Mother’s Day is bittersweet

Dearest Nathan,

Mother’s Day is totally bittersweet when you’re widowed.  I love my kids with every fiber of my being. I am so thankful to be their mother and I would immediately take a bullet for them in the event that it was necessary. Those sweet babies in those pictures are literally the only reason I am here and made it through the first months of grief. They are why I am stronger now than I ever have been and why I make sure that good comes from their daddy passing. They are literally my heart and soul BUT.....

Widowed parenthood means that sometimes you wish you didn’t have your kids, not because you’re selfish or because you don’t love them with all your being but because watching them grieve might slowly kill you. And trust me they grieve. The doctors say a lot of Aria’s health issues are from grief and the stress of losing a parent and if you take even five minutes to talk to Sawyer you’ll walk away knowing how much his heart aches.

It’s feeling like you’re failing because your grief pains them.  Because you can’t stop either of your hurt and because you know it doesn’t get better it gets different and you learn to live with it and find joy in your new normal.

It’s the worry that they might do the same thing that their dad did because statistically just the fact that he died by suicide means that they are more likely to also die that way.

It’s the guilt that comes with knowing what they’re missing and wondering if you could have done more. It’s the guilt that comes because there are some days you wish they could just go away so you could have a second to just breathe.

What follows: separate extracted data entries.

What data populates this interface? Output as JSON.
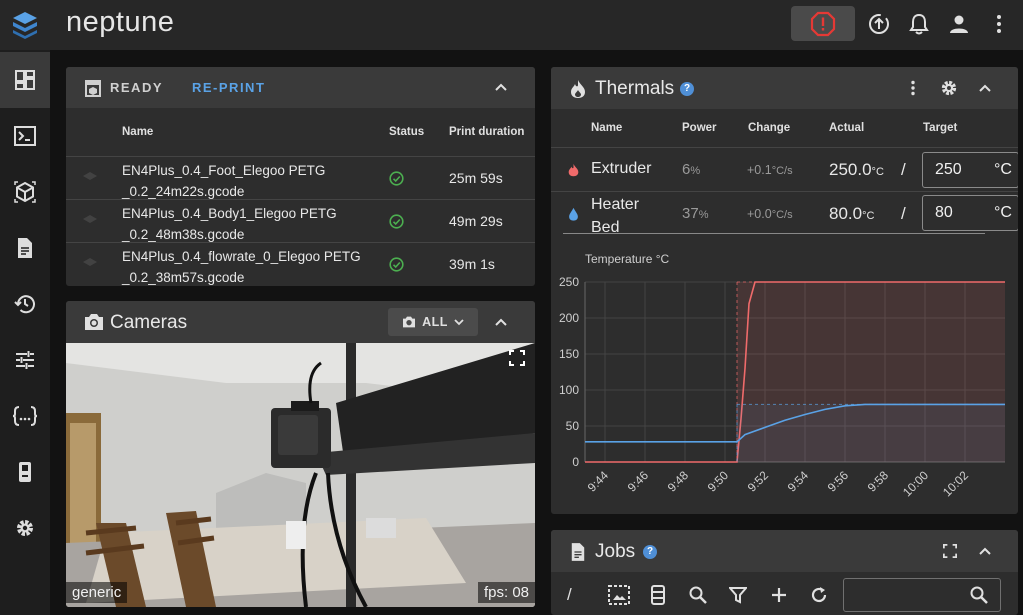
{
  "app": {
    "title": "neptune"
  },
  "colors": {
    "accent": "#5aa2e6",
    "extruder": "#f06b6b",
    "bed": "#5aa2e6",
    "success": "#4caf50",
    "emergency": "#e53935"
  },
  "sidebar": {
    "items": [
      {
        "icon": "dashboard-icon",
        "active": true
      },
      {
        "icon": "console-icon"
      },
      {
        "icon": "gcode-viewer-icon"
      },
      {
        "icon": "file-icon"
      },
      {
        "icon": "history-icon"
      },
      {
        "icon": "tune-icon"
      },
      {
        "icon": "code-braces-icon"
      },
      {
        "icon": "device-icon"
      },
      {
        "icon": "settings-icon"
      }
    ]
  },
  "status": {
    "state": "READY",
    "reprint": "RE-PRINT",
    "columns": [
      "Name",
      "Status",
      "Print duration"
    ],
    "rows": [
      {
        "name_line1": "EN4Plus_0.4_Foot_Elegoo PETG",
        "name_line2": "_0.2_24m22s.gcode",
        "duration": "25m 59s"
      },
      {
        "name_line1": "EN4Plus_0.4_Body1_Elegoo PETG",
        "name_line2": "_0.2_48m38s.gcode",
        "duration": "49m 29s"
      },
      {
        "name_line1": "EN4Plus_0.4_flowrate_0_Elegoo PETG",
        "name_line2": "_0.2_38m57s.gcode",
        "duration": "39m 1s"
      }
    ]
  },
  "cameras": {
    "title": "Cameras",
    "filter": "ALL",
    "camera_name": "generic",
    "fps": "fps: 08"
  },
  "thermals": {
    "title": "Thermals",
    "columns": [
      "Name",
      "Power",
      "Change",
      "Actual",
      "Target"
    ],
    "heaters": [
      {
        "name": "Extruder",
        "power": "6",
        "power_unit": "%",
        "change": "+0.1",
        "change_unit": "°C/s",
        "actual": "250.0",
        "actual_unit": "°C",
        "slash": "/",
        "target": "250",
        "target_unit": "°C"
      },
      {
        "name": "Heater Bed",
        "power": "37",
        "power_unit": "%",
        "change": "+0.0",
        "change_unit": "°C/s",
        "actual": "80.0",
        "actual_unit": "°C",
        "slash": "/",
        "target": "80",
        "target_unit": "°C"
      }
    ]
  },
  "jobs": {
    "title": "Jobs",
    "path": "/"
  },
  "chart_data": {
    "type": "line",
    "ylabel": "Temperature °C",
    "ylim": [
      0,
      250
    ],
    "yticks": [
      0,
      50,
      100,
      150,
      200,
      250
    ],
    "xlim": [
      "9:43",
      "10:04"
    ],
    "xticks": [
      "9:44",
      "9:46",
      "9:48",
      "9:50",
      "9:52",
      "9:54",
      "9:56",
      "9:58",
      "10:00",
      "10:02"
    ],
    "grid": true,
    "series": [
      {
        "name": "Extruder",
        "color": "#f06b6b",
        "x": [
          "9:43",
          "9:50.6",
          "9:50.8",
          "9:51.0",
          "9:51.2",
          "9:51.5",
          "10:04"
        ],
        "y": [
          0,
          0,
          60,
          130,
          220,
          250,
          250
        ],
        "target": 250
      },
      {
        "name": "Heater Bed",
        "color": "#5aa2e6",
        "x": [
          "9:43",
          "9:50.6",
          "9:51",
          "9:52",
          "9:53",
          "9:54",
          "9:55",
          "9:56",
          "9:57",
          "10:04"
        ],
        "y": [
          28,
          28,
          38,
          48,
          58,
          66,
          73,
          78,
          80,
          80
        ],
        "target": 80
      }
    ]
  }
}
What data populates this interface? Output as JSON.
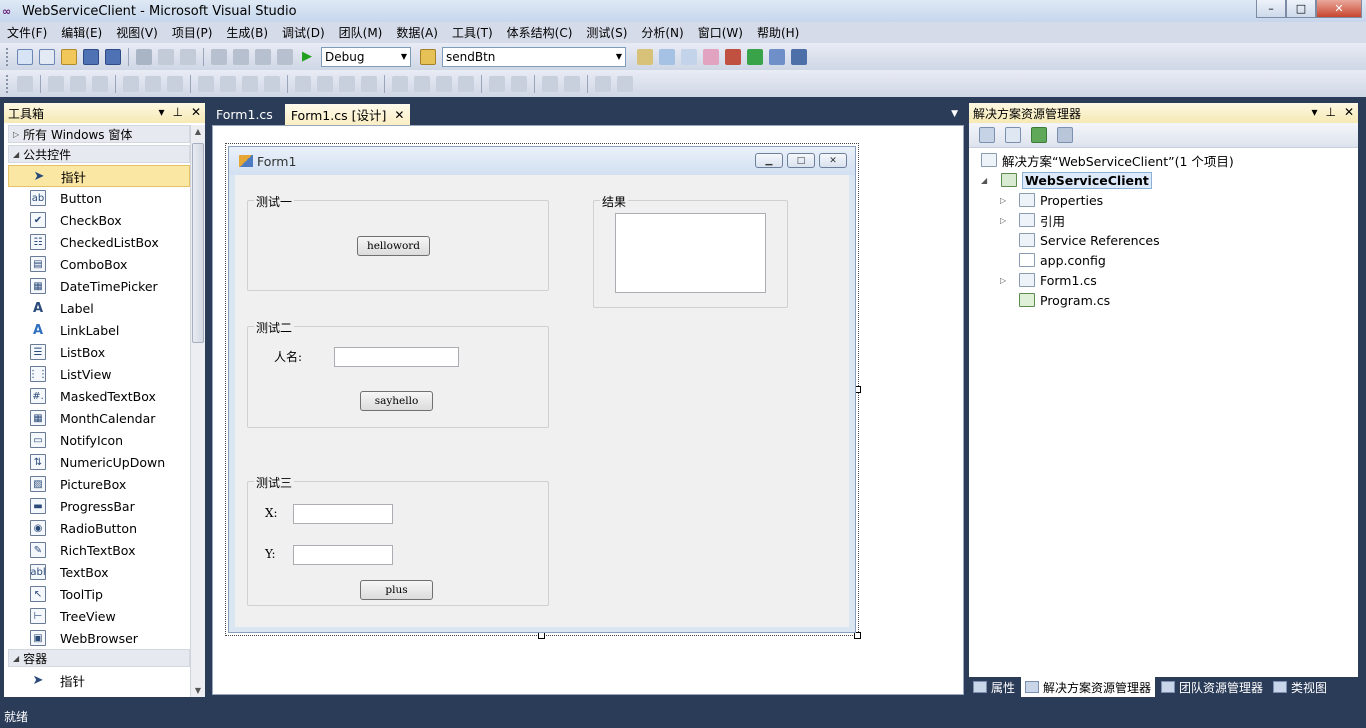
{
  "window": {
    "title": "WebServiceClient - Microsoft Visual Studio",
    "min": "–",
    "max": "□",
    "close": "✕"
  },
  "menu": [
    "文件(F)",
    "编辑(E)",
    "视图(V)",
    "项目(P)",
    "生成(B)",
    "调试(D)",
    "团队(M)",
    "数据(A)",
    "工具(T)",
    "体系结构(C)",
    "测试(S)",
    "分析(N)",
    "窗口(W)",
    "帮助(H)"
  ],
  "toolbar": {
    "config": "Debug",
    "find": "sendBtn"
  },
  "toolbox": {
    "title": "工具箱",
    "groups": {
      "all": "所有 Windows 窗体",
      "common": "公共控件",
      "containers": "容器"
    },
    "items": [
      "指针",
      "Button",
      "CheckBox",
      "CheckedListBox",
      "ComboBox",
      "DateTimePicker",
      "Label",
      "LinkLabel",
      "ListBox",
      "ListView",
      "MaskedTextBox",
      "MonthCalendar",
      "NotifyIcon",
      "NumericUpDown",
      "PictureBox",
      "ProgressBar",
      "RadioButton",
      "RichTextBox",
      "TextBox",
      "ToolTip",
      "TreeView",
      "WebBrowser"
    ],
    "container_items": [
      "指针"
    ],
    "icons": [
      "pointer-icon",
      "button-icon",
      "checkbox-icon",
      "checkedlistbox-icon",
      "combobox-icon",
      "datetimepicker-icon",
      "label-icon",
      "linklabel-icon",
      "listbox-icon",
      "listview-icon",
      "maskedtextbox-icon",
      "monthcalendar-icon",
      "notifyicon-icon",
      "numericupdown-icon",
      "picturebox-icon",
      "progressbar-icon",
      "radiobutton-icon",
      "richtextbox-icon",
      "textbox-icon",
      "tooltip-icon",
      "treeview-icon",
      "webbrowser-icon"
    ],
    "glyphs": [
      "➤",
      "ab",
      "✔",
      "☷",
      "▤",
      "▦",
      "A",
      "A",
      "☰",
      "⋮⋮",
      "#.",
      "▦",
      "▭",
      "⇅",
      "▨",
      "▬",
      "◉",
      "✎",
      "abl",
      "↖",
      "⊢",
      "▣"
    ]
  },
  "doctabs": {
    "tab1": "Form1.cs",
    "tab2": "Form1.cs [设计]"
  },
  "form": {
    "title": "Form1",
    "group1": {
      "legend": "测试一",
      "button": "helloword"
    },
    "group2": {
      "legend": "测试二",
      "label": "人名:",
      "button": "sayhello"
    },
    "group3": {
      "legend": "测试三",
      "label_x": "X:",
      "label_y": "Y:",
      "button": "plus"
    },
    "result": {
      "legend": "结果"
    }
  },
  "solution": {
    "title": "解决方案资源管理器",
    "solution_node": "解决方案“WebServiceClient”(1 个项目)",
    "project": "WebServiceClient",
    "nodes": [
      "Properties",
      "引用",
      "Service References",
      "app.config",
      "Form1.cs",
      "Program.cs"
    ]
  },
  "bottom_tabs": [
    "属性",
    "解决方案资源管理器",
    "团队资源管理器",
    "类视图"
  ],
  "status": "就绪"
}
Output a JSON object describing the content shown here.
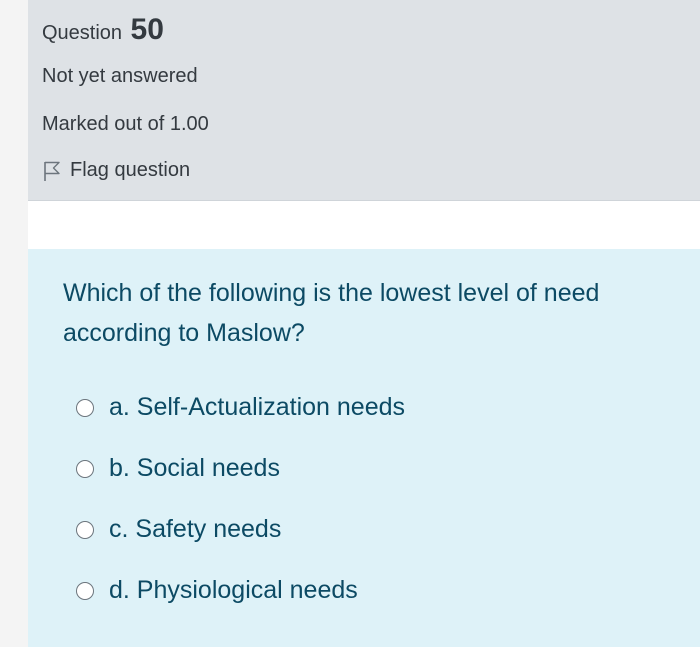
{
  "question_info": {
    "label": "Question",
    "number": "50",
    "state": "Not yet answered",
    "grade": "Marked out of 1.00",
    "flag_label": "Flag question",
    "flag_icon": "flag-outline-icon"
  },
  "question": {
    "text": "Which of the following is the lowest level of need according to Maslow?",
    "answers": [
      {
        "label": "a. Self-Actualization needs",
        "selected": false
      },
      {
        "label": "b. Social needs",
        "selected": false
      },
      {
        "label": "c. Safety needs",
        "selected": false
      },
      {
        "label": "d. Physiological needs",
        "selected": false
      }
    ]
  },
  "colors": {
    "info_bg": "#dee2e6",
    "content_bg": "#def2f8",
    "content_text": "#0c4a64",
    "info_text": "#343a40"
  }
}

It’s the worry about what happens to them if something happens to you and yet the indescribable pull towards wild and reckless abandon which just so you are aware, creates more guilt.

It’s the guilt that comes from not being able to protect them from the tragedy  that they’ve had to endure. The worry that you yell too much from a combination of stress and grief. The lack of patience. The worry that you’re not doing enough to prove that you love them

and the secret nagging voice in your head that tells you they lost the better parent. You’re failing them. You will continue to fail them and everyone knows it. It’s a matter of when and not if. All anyone sees is the poor pitiful widow and that’s all they’ll see too.  You try to quiet that voice but sometimes it’s enough to drive a person mad.

Mother’s Day isn’t joyous most of the time anymore, it’s just another reminder of what we lost and what we deal with everyday.   It’s loving your kids but wishing they had something different.